Azerbaycan bu yüzyılda, batıdaki siyaset ve kültür akımlarının etkisi altına girdi. Çarlık rejiminin bütün baskısına rağmen, Fransız İhtilali havası, Kafkasya’yı sardı, Azerbaycan aydınları üzerinde derin bir etki bıraktı. Azerbaycan edebiyatı, eski aşk terennümünü bir yana bırakarak yeni kültürün öncülüğünü yaptı.

19. yüzyıl ortaları Azerbaycan için bir nevi rönesans olmuştur. Mirza Fetali Ahundov’un modern altı piyesi bir taraftan çağdaş Azerbaycan dram edebiyatını hazırlarken, Hasan Bey Zerdabi Gazetesi ile Azerbaycan basınının temelini atmıştır. Klasik Azerbaycan edebiyatına yeni bir ruh veren Seyyid Azim Şirvani, Usul-i Cedit modern Türkçe mektebini açmış, Azerbaycan öğretimine yeni eğitim ve öğretim sistemi kazandırmıştır.

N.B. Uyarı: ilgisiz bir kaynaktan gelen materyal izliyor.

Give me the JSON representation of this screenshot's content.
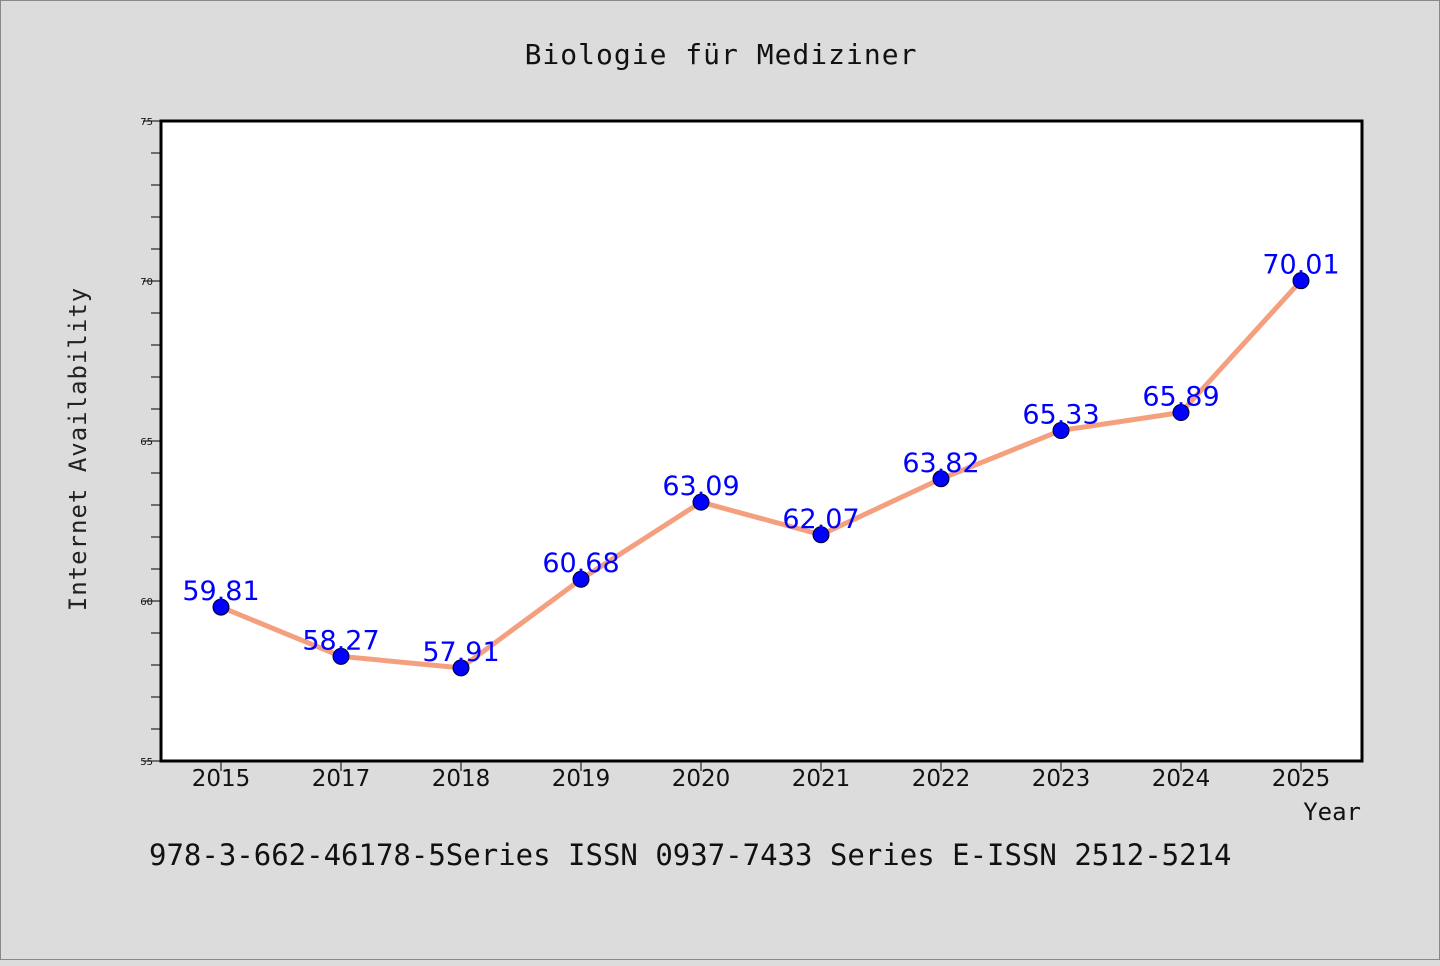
{
  "chart_data": {
    "type": "line",
    "title": "Biologie für Mediziner",
    "xlabel": "Year",
    "ylabel": "Internet Availability",
    "categories": [
      "2015",
      "2017",
      "2018",
      "2019",
      "2020",
      "2021",
      "2022",
      "2023",
      "2024",
      "2025"
    ],
    "series": [
      {
        "values": [
          59.81,
          58.27,
          57.91,
          60.68,
          63.09,
          62.07,
          63.82,
          65.33,
          65.89,
          70.01
        ],
        "labels": [
          "59.81",
          "58.27",
          "57.91",
          "60.68",
          "63.09",
          "62.07",
          "63.82",
          "65.33",
          "65.89",
          "70.01"
        ],
        "line_color": "#f4a07f",
        "marker_color": "#0000ff",
        "label_color": "#0000ff"
      }
    ],
    "ylim": [
      55,
      75
    ],
    "yticks": [
      "55",
      "60",
      "65",
      "70",
      "75"
    ],
    "grid": false,
    "legend": "none"
  },
  "footer": {
    "text": "978-3-662-46178-5Series ISSN 0937-7433 Series E-ISSN 2512-5214"
  },
  "colors": {
    "background": "#dcdcdc",
    "plot_background": "#ffffff",
    "axis": "#000000"
  }
}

Azerbaycan Edebiyatında Mizah

Celil Memmetkuluzade, Mirze Alekper Sabır bu alanda eserler vermiş, toplumu mizah yoluyla ironik bir dille anlatmışlardır. Uzun yıllar yayın hayatını sürdüren Molla Nasreddin dergisi de bilinmektedir.

Dram

Necef Bey Vezirli, Hüseyin Cavit, Cafer Cabbarlı, Celi Memmetkuluzade, Ahundzade, Hakverdiyev, Süleyman Sani Ahundov gibi yazarlar bu alanda yetişmiştir. Azerbaycan’da tiyatronun yanında opera ve operet de gelişmiştir. Hacı beyliği ailesi bu alanda başarılı çalışmalar yapmıştır.

Şiir

Ahmet Cevat ve Yusuf Ali Türkiye’deki şiir akımlarından etkilenmiş, şiirlerini bu doğrultuda geliştirmiştir. Azerbaycan edebiyatı komünist rejimin uzun süre baskısı altında kalması edebiyatın inkişafına büyük etkisi olmuş, komünist ideolojisine ters olanlar Stalin diktatörlüğünün kurbanları olmuşlar. Azerbaycan edebiyatı komünizm yüzünden edebi alanda sekteye uğramış, şiir alanında da bu dönemde gözle görülür bir gelişim gösterememiştir.